AI Safety

Have we already lost? Part 3: Reasons for Optimism

A 2026 analysis finds new reasons for optimism in the high-stakes AI safety race.

Deep Dive

In a 2026 analysis for the Inkhaven Residency, AI safety researcher LawrenceC directly confronts the community's growing pessimism, arguing we have not passed a point of no return toward AI doom. The post identifies two 'silver linings' to current fears: rapid AI progress has made catastrophic risks concrete rather than abstract, exemplified by Anthropic withholding its powerful 'Mythos' model over security concerns.

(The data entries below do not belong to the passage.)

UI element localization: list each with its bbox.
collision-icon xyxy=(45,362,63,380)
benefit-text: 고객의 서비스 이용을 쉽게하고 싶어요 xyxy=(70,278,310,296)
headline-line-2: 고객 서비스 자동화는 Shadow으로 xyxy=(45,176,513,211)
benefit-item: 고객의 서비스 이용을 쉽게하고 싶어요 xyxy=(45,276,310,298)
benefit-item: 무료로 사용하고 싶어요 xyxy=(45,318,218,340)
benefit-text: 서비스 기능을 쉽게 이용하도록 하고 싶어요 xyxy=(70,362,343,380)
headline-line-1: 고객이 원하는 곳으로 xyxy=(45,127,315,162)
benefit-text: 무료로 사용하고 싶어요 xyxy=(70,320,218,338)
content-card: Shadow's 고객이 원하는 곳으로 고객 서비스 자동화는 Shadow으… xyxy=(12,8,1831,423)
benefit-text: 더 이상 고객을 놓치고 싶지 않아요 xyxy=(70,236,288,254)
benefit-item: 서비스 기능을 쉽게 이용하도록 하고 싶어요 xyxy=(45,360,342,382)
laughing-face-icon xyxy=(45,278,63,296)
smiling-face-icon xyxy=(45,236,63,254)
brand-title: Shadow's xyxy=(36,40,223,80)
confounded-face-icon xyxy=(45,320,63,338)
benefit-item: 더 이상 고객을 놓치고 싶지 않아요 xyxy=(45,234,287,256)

Furthermore, rising US-Europe geopolitical tensions mean European nations are now more likely 'live players' willing to take drastic action against unchecked US AI development, increasing the number of actors who could enforce safety measures.

LawrenceC outlines continued reasons for optimism from 2024 that still hold, including a lack of major actors deliberately seeking to create a misaligned superintelligence and sustained public skepticism in the US toward big tech, which supports regulatory measures. New grounds for hope include Anthropic remaining competitively close to OpenAI in model capability, demonstrating that safety-conscious development can keep pace. The enduring and expanded presence of government AI safety institutes (like the UK's AISI) and safety teams at frontier labs suggests institutional momentum for oversight persists despite industry drama.

Key Points
  • Anthropic's advanced 'Mythos' model is being withheld from public deployment due to concrete security exploitation risks, making dangers less abstract.
  • Geopolitical shifts mean European governments are now more likely to act against unchecked US AI development, creating more 'live players' for safety enforcement.
  • Key safety institutions like UK AISI and lab safety teams have persisted and expanded since 2024, maintaining a foundation for governance.

Why It Matters

The analysis suggests concrete risks and new geopolitical dynamics may finally force the serious, coordinated policy action that abstract warnings could not.